Devotees of Hollywood movies complain about the mysteries of art films, yet it’s remarkably easy to twist straightforward storytelling into an arty enigma. That’s what Jonathan Monaghan does to an utterly mainstream and generally simple-minded narrative form: the video game. His “Sacrifice of the Mushroom Kings,” an eight-minute video screening continuously at the Curator’s Office gallery, cryptically repurposes characters and elements from “Street Fighter,” “G.I. Joe” and “Super Mario Bros.”
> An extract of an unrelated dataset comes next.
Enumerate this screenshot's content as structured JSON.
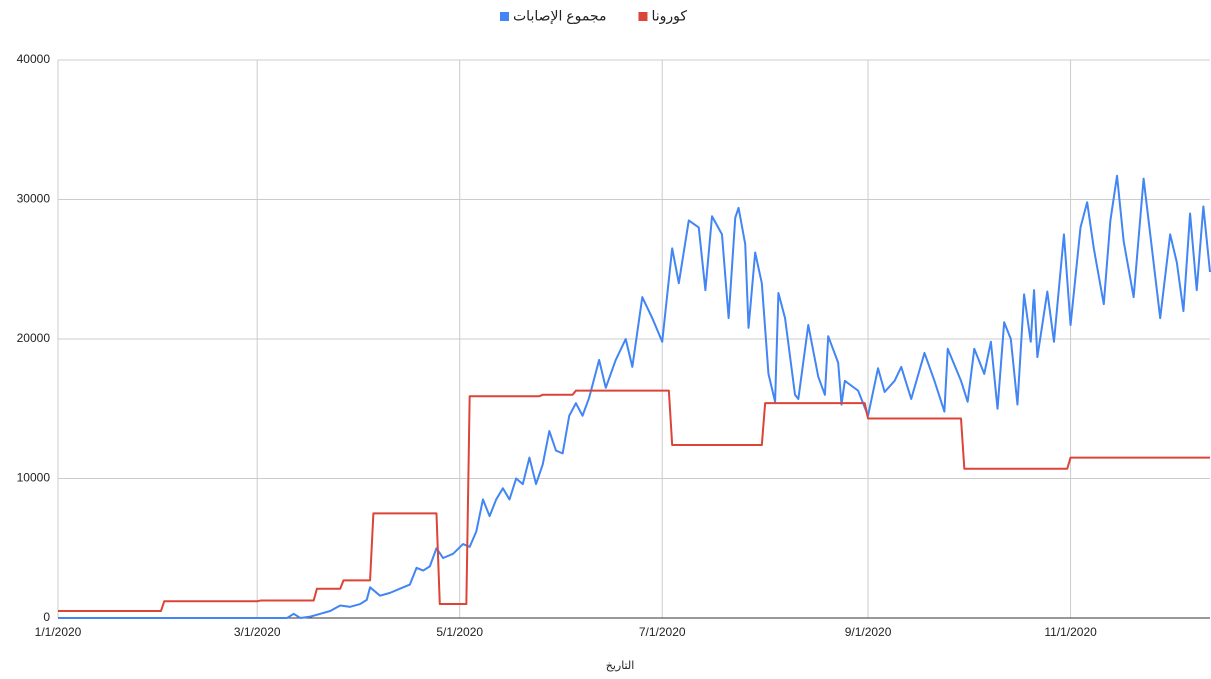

Monaghan, a recent University of Maryland MFA who had a related video in Conner’s “Academy 2011” show in the fall, grew up playing some of these games. And his skills with 3D Studio Max software could earn him a career at Pixar or some maker of bland, computer-generated entertainment. But Monaghan’s video shorts owe less to “Toy Story” than to film artist Matthew Barney, who turns his obsessions into elaborately staged scenarios. Both men’s work is epic yet private, a dreamlike procession of borrowed images that critique shopworn notions of luxury, power and manhood.
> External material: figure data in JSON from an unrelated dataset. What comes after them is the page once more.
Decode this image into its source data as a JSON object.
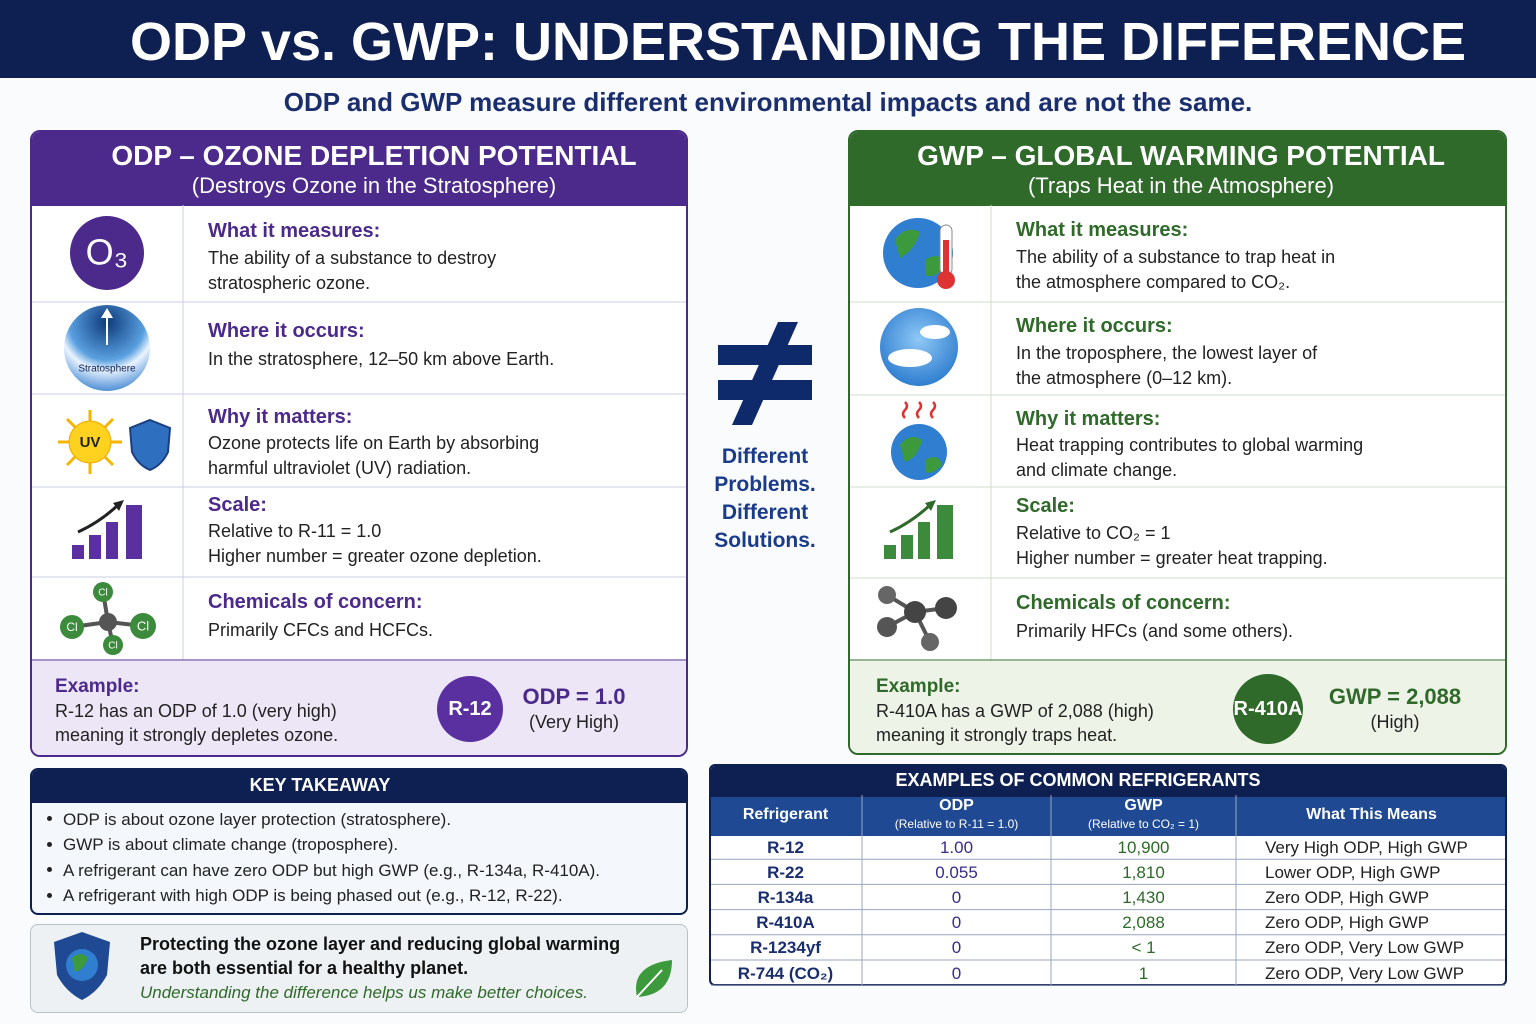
{
  "header": {
    "title": "ODP vs. GWP: UNDERSTANDING THE DIFFERENCE",
    "subtitle": "ODP and GWP measure different environmental impacts and are not the same."
  },
  "odp": {
    "title": "ODP – OZONE DEPLETION POTENTIAL",
    "subtitle": "(Destroys Ozone in the Stratosphere)",
    "icons": {
      "ozone": "O₃",
      "layer": "Stratosphere",
      "sun": "UV",
      "atoms": [
        "Cl",
        "Cl",
        "Cl",
        "Cl"
      ]
    },
    "rows": [
      {
        "heading": "What it measures:",
        "lines": [
          "The ability of a substance to destroy",
          "stratospheric ozone."
        ]
      },
      {
        "heading": "Where it occurs:",
        "lines": [
          "In the stratosphere, 12–50 km above Earth."
        ]
      },
      {
        "heading": "Why it matters:",
        "lines": [
          "Ozone protects life on Earth by absorbing",
          "harmful ultraviolet (UV) radiation."
        ]
      },
      {
        "heading": "Scale:",
        "lines": [
          "Relative to R-11 = 1.0",
          "Higher number = greater ozone depletion."
        ]
      },
      {
        "heading": "Chemicals of concern:",
        "lines": [
          "Primarily CFCs and HCFCs."
        ]
      }
    ],
    "example": {
      "label": "Example:",
      "lines": [
        "R-12 has an ODP of 1.0 (very high)",
        "meaning it strongly depletes ozone."
      ],
      "badge": "R-12",
      "value": "ODP = 1.0",
      "rating": "(Very High)"
    }
  },
  "gwp": {
    "title": "GWP – GLOBAL WARMING POTENTIAL",
    "subtitle": "(Traps Heat in the Atmosphere)",
    "rows": [
      {
        "heading": "What it measures:",
        "lines": [
          "The ability of a substance to trap heat in",
          "the atmosphere compared to CO₂."
        ]
      },
      {
        "heading": "Where it occurs:",
        "lines": [
          "In the troposphere, the lowest layer of",
          "the atmosphere (0–12 km)."
        ]
      },
      {
        "heading": "Why it matters:",
        "lines": [
          "Heat trapping contributes to global warming",
          "and climate change."
        ]
      },
      {
        "heading": "Scale:",
        "lines": [
          "Relative to CO₂ = 1",
          "Higher number = greater heat trapping."
        ]
      },
      {
        "heading": "Chemicals of concern:",
        "lines": [
          "Primarily HFCs (and some others)."
        ]
      }
    ],
    "example": {
      "label": "Example:",
      "lines": [
        "R-410A has a GWP of 2,088 (high)",
        "meaning it strongly traps heat."
      ],
      "badge": "R-410A",
      "value": "GWP = 2,088",
      "rating": "(High)"
    }
  },
  "middle": {
    "lines": [
      "Different",
      "Problems.",
      "Different",
      "Solutions."
    ]
  },
  "takeaway": {
    "title": "KEY TAKEAWAY",
    "items": [
      "ODP is about ozone layer protection (stratosphere).",
      "GWP is about climate change (troposphere).",
      "A refrigerant can have zero ODP but high GWP (e.g., R-134a, R-410A).",
      "A refrigerant with high ODP is being phased out (e.g., R-12, R-22)."
    ]
  },
  "note": {
    "lines": [
      "Protecting the ozone layer and reducing global warming",
      "are both essential for a healthy planet."
    ],
    "tagline": "Understanding the difference helps us make better choices."
  },
  "table": {
    "title": "EXAMPLES OF COMMON REFRIGERANTS",
    "columns": [
      {
        "label": "Refrigerant"
      },
      {
        "label": "ODP",
        "note": "(Relative to R-11 = 1.0)"
      },
      {
        "label": "GWP",
        "note": "(Relative to CO₂ = 1)"
      },
      {
        "label": "What This Means"
      }
    ],
    "rows": [
      [
        "R-12",
        "1.00",
        "10,900",
        "Very High ODP, High GWP"
      ],
      [
        "R-22",
        "0.055",
        "1,810",
        "Lower ODP, High GWP"
      ],
      [
        "R-134a",
        "0",
        "1,430",
        "Zero ODP, High GWP"
      ],
      [
        "R-410A",
        "0",
        "2,088",
        "Zero ODP, High GWP"
      ],
      [
        "R-1234yf",
        "0",
        "< 1",
        "Zero ODP, Very Low GWP"
      ],
      [
        "R-744 (CO₂)",
        "0",
        "1",
        "Zero ODP, Very Low GWP"
      ]
    ]
  }
}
Although his visual style is pure Nintendo, Monaghan interjects things from outside the vid-game universe. The locations include Princess Peach’s castle, but also New York’s old-money Metropolitan Club and an opera house that doubles as a bull ring. A cheesy, “SportsCenter”-style fanfare alternates with passages from Bizet’s “Carmen,” and a busty superheroine shares the non-story with the image of a delicate Renaissance beauty. Solemn images of royalty contrast with goofy, Disney-style birds and fishes, and the parallel worlds of boys’ and girls’ video games disconcertingly collide. In one scene, the hyper-muscled warriors find themselves in a hair salon and have no choice but to get a shampoo. The power of the video-game designer is supreme, even when — as in the case of “Sacrifice of the Mushroom Kings” — the designer has clearly lost the thread of “Street Fighter’s” macho logic.

Jordi Socias

Surveying about four decades of photographs, “Maremagnum” is a tribute to Barcelona-born Jordi Socias, but also to photography. Socias’s pictures show a film-noir taste for night and shadow, wet streets and glistening metal. Enlarged to poster size, and sometimes mounted on lightboxes, the prints on display at the Mexican Cultural Institute are visceral and rough-textured. They glory in the graininess that was once evidence of photos made in low light or on the move.
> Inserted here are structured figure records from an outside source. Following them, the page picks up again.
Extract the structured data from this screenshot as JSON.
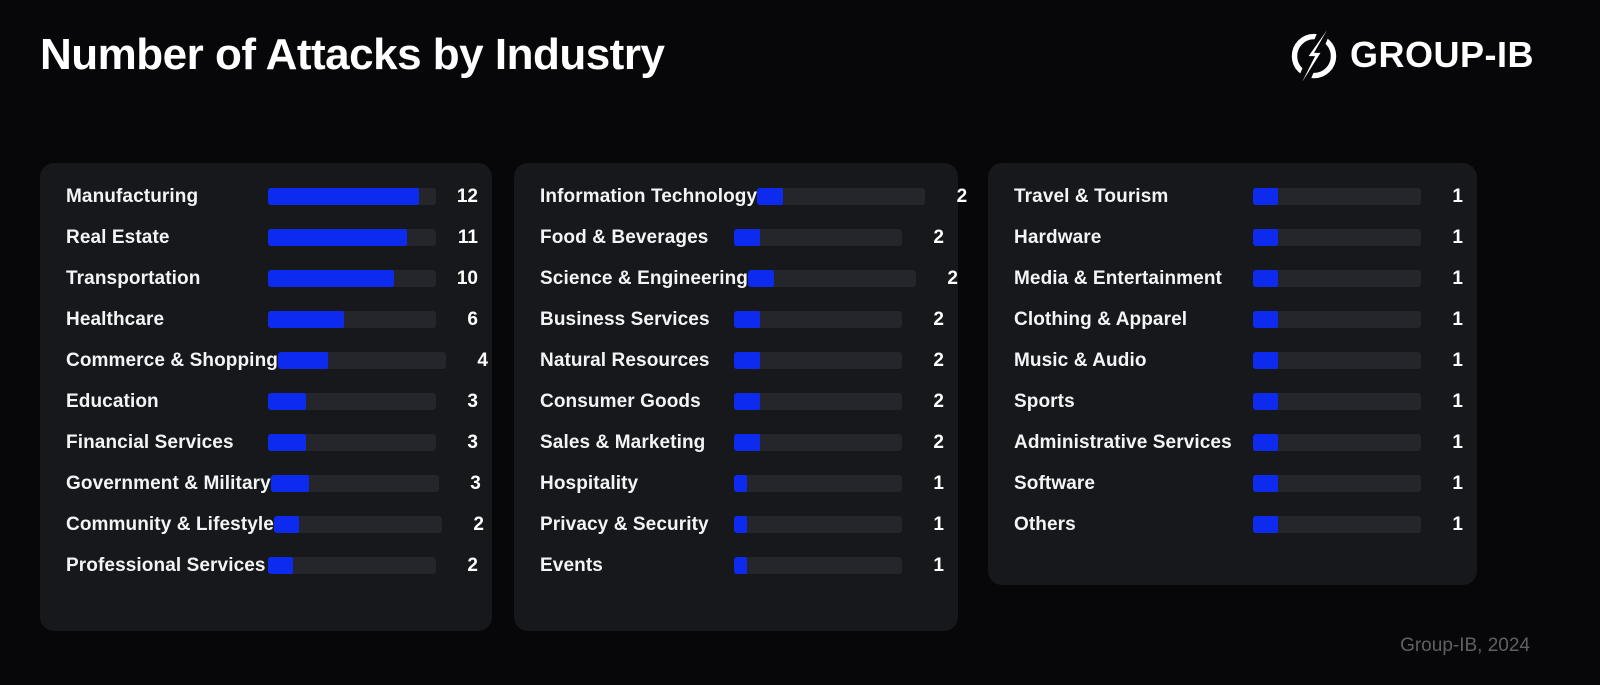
{
  "header": {
    "title": "Number of Attacks by Industry",
    "brand": "GROUP-IB"
  },
  "footer": {
    "credit": "Group-IB, 2024"
  },
  "colors": {
    "page_bg": "#070709",
    "panel_bg": "#17181C",
    "track": "#25262B",
    "accent": "#0C2BEF",
    "text": "#F3F4F5",
    "muted_text": "#5E6065"
  },
  "chart_data": {
    "type": "bar",
    "orientation": "horizontal",
    "title": "Number of Attacks by Industry",
    "xlabel": "",
    "ylabel": "",
    "legend": "none",
    "grid": false,
    "value_label_position": "right",
    "panels": [
      {
        "name": "panel-1",
        "unit_pct": 7.5,
        "items": [
          {
            "label": "Manufacturing",
            "value": 12
          },
          {
            "label": "Real Estate",
            "value": 11
          },
          {
            "label": "Transportation",
            "value": 10
          },
          {
            "label": "Healthcare",
            "value": 6
          },
          {
            "label": "Commerce & Shopping",
            "value": 4
          },
          {
            "label": "Education",
            "value": 3
          },
          {
            "label": "Financial Services",
            "value": 3
          },
          {
            "label": "Government & Military",
            "value": 3
          },
          {
            "label": "Community & Lifestyle",
            "value": 2
          },
          {
            "label": "Professional Services",
            "value": 2
          }
        ]
      },
      {
        "name": "panel-2",
        "unit_pct": 7.7,
        "items": [
          {
            "label": "Information Technology",
            "value": 2
          },
          {
            "label": "Food & Beverages",
            "value": 2
          },
          {
            "label": "Science & Engineering",
            "value": 2
          },
          {
            "label": "Business Services",
            "value": 2
          },
          {
            "label": "Natural Resources",
            "value": 2
          },
          {
            "label": "Consumer Goods",
            "value": 2
          },
          {
            "label": "Sales & Marketing",
            "value": 2
          },
          {
            "label": "Hospitality",
            "value": 1
          },
          {
            "label": "Privacy & Security",
            "value": 1
          },
          {
            "label": "Events",
            "value": 1
          }
        ]
      },
      {
        "name": "panel-3",
        "unit_pct": 14.6,
        "items": [
          {
            "label": "Travel & Tourism",
            "value": 1
          },
          {
            "label": "Hardware",
            "value": 1
          },
          {
            "label": "Media & Entertainment",
            "value": 1
          },
          {
            "label": "Clothing & Apparel",
            "value": 1
          },
          {
            "label": "Music & Audio",
            "value": 1
          },
          {
            "label": "Sports",
            "value": 1
          },
          {
            "label": "Administrative Services",
            "value": 1
          },
          {
            "label": "Software",
            "value": 1
          },
          {
            "label": "Others",
            "value": 1
          }
        ]
      }
    ]
  }
}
A self-taught shooter, Socias began as a co-founder of Agencia Popular, which reported news that the Franco regime censored. “Maremagnum” means maelstrom, and some of the photographer’s earlier images depict struggle and protest. One gallery in this show — one that uses lightboxes — is all news photos, caught on the street or from above, looking down at the tumult. Yet Socias also took time for more artfully composed work, including female nudes, travel scenes (Britain, Cuba, Texas) and wry jokes, both visual and verbal. There’s a self-portrait with a bear, a low-angle shot of a traffic-clogged street that’s titled “Autofocus” and a picture that exploits perspective to make it appear that London is being menaced by a massive pigeon.